Indonesia Masih Menarik Bagi Eksplorasi Migas

foto : istimewa

Pasardana.id - Memasuki periode kedua kepemimpinan Presiden Joko Widodo, sejumlah pekerjaan rumah dan tantangan di sektor hulu minyak dan gas bumi sudah menanti.

Salah satunya, adanya defisit neraca perdagangan yang disebabkan melebarnya impor minyak mentah dibandingkan tingkat produksi dalam negeri demi memenuhi kebutuhan energi.

Menyikapi hal tersebut, menurut Direktur Indonesian Petroleum Association (IPA), Nanang Abdul Manaf, jika melihat potensi geologis yang ada, Indonesia dianggap masih memiliki daya tarik bagi investor migas global, karena sedikitnya masih terdapat 70 basin yang belum dieksplorasi. 

“Potensi geologis yang sangat besar ini tidak dapat dipisahkan dari sisi komersial dan kebijakan fiscal yang ada, sehingga dapat menarik minat investor untuk melakukan eksplorasi,” kata Nanang Abdul Manaf, di Jakarta, Jumat (25/10).

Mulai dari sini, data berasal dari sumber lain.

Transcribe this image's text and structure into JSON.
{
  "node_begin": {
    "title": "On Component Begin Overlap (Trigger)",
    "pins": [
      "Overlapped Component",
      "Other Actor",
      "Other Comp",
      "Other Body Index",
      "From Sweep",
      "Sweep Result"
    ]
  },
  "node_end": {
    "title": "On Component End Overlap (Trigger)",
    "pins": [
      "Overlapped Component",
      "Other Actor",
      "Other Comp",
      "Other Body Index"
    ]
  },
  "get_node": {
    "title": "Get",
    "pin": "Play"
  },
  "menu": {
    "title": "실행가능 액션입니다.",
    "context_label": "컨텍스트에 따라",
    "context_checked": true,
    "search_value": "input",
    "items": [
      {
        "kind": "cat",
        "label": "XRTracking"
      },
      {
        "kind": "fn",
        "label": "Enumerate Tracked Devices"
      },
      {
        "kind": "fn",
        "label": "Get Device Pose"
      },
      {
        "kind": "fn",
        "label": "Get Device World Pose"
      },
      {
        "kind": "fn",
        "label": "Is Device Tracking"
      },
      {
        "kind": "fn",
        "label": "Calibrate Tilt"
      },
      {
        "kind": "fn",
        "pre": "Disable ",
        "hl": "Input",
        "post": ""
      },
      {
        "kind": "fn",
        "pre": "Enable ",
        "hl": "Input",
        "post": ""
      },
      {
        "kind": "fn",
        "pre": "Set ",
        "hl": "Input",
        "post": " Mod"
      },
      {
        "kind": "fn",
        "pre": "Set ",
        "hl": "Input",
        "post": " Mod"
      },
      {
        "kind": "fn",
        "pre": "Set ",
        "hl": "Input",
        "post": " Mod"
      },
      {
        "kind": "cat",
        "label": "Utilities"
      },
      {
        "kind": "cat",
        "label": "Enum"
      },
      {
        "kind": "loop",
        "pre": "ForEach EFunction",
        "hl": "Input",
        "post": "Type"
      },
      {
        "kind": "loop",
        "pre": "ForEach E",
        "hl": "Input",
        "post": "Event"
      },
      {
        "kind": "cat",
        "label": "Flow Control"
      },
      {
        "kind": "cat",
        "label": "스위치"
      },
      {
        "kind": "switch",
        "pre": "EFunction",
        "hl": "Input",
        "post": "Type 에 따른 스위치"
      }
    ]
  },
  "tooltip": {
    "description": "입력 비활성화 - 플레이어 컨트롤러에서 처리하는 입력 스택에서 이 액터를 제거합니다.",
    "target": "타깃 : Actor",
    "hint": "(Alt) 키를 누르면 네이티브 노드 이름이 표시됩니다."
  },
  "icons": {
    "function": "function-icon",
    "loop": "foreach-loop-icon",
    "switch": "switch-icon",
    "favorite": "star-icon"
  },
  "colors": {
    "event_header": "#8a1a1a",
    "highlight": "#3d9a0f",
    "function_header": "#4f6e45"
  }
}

Ditambahkan, banyaknya basin yang belum di eksplorasi menunjukkan adanya teknologi baru yang dapat diimplementasikan pada lapangan produksi diyakini dapat meningkatkan produksi migas nasional guna memenuhi kebutuhan energi di masa mendatang.

“Perlu dipikirkan sejumlah cara agar investor mau melakukan eksplorasi di Indonesia,” jelasnya.

Oleh karena itu, lanjut dia, kolaborasi antara Pemerintah dengan pihak Industri merupakan hal yang diyakini akan menjadi kunci peningkatan industri hulu migas nasional.

“Jika fokus Pemerintah saat ini pada upaya menciptakan tata kelola migas yang lebih baik dan prinsip efisiensi, maka dari sisi industri mengharapkan adanya kepastian peraturan (regulatory certainty), pengakuan terhadap kesucian kontrak (contract sanctity), fleksibilitas fiskal, dan kebebasan dalam memasarkan produk menurut prinsip business to business,” ungkapnya. 

Di tempat yang sama, Direktur Eksekutif IPA, Marjolijn Wajong menyampaikan, bahwa industri migas nasional menyambut baik adanya kebijakan baru tentang keterbukaan data yang diterbitkan oleh Pemerintah Indonesia, dalam hal ini Kementerian Energi dan Sumber Daya Mineral baru-baru ini, yaitu Peraturan Menteri (Permen) ESDM No. 7/2019 tentang Pengelolaan dan Pemanfaatan Data Minyak dan Gas Bumi. 

Kebijakan tersebut, menurut dia, diyakini dapat membantu calon investor pada tahap awal untuk mengetahui ada tidaknya potensi hidrokarbon di suatu wilayah kerja yang ditawarkan Pemerintah.

“Namun kebijakan ini harus terus disempurnakan khususnya tentang mekanisme pengelolaan data dan kualitas dari data yang ada itu sendiri,” ungkapnya. 

Berdasarkan infografis yang diterbitkan IPA, diketahui bahwa proyeksi kebutuhan minyak pada 2025 sesuai Rencana Umum Energi Nasional (RUEN) mencapai sebesar 2 juta barel per hari.

Untuk mencapai target tersebut, dibutuhkan penemuan cadangan migas baru sebanyak 10 kali Lapangan Cepu atau investasi sebesar USD 12 miliar.

Selain potensi geologis dan keterbukaan data, IPA juga menyoroti perihal rencana Pemerintah untuk mengurangi birokrasi perijinan yang diperlukan dalam kegiatan hulu migas nasional.

“Penyederhanaan perijinan tidak saja pada Kementerian ESDM, tetapi juga harus terjadi pada Kementerian atau Lembaga terkait, termasuk Pemerintah Daerah. Hal ini disebabkan karena kegiatan industri hulu migas juga terkait dengan sektor-sektor lainnya,” tandasnya.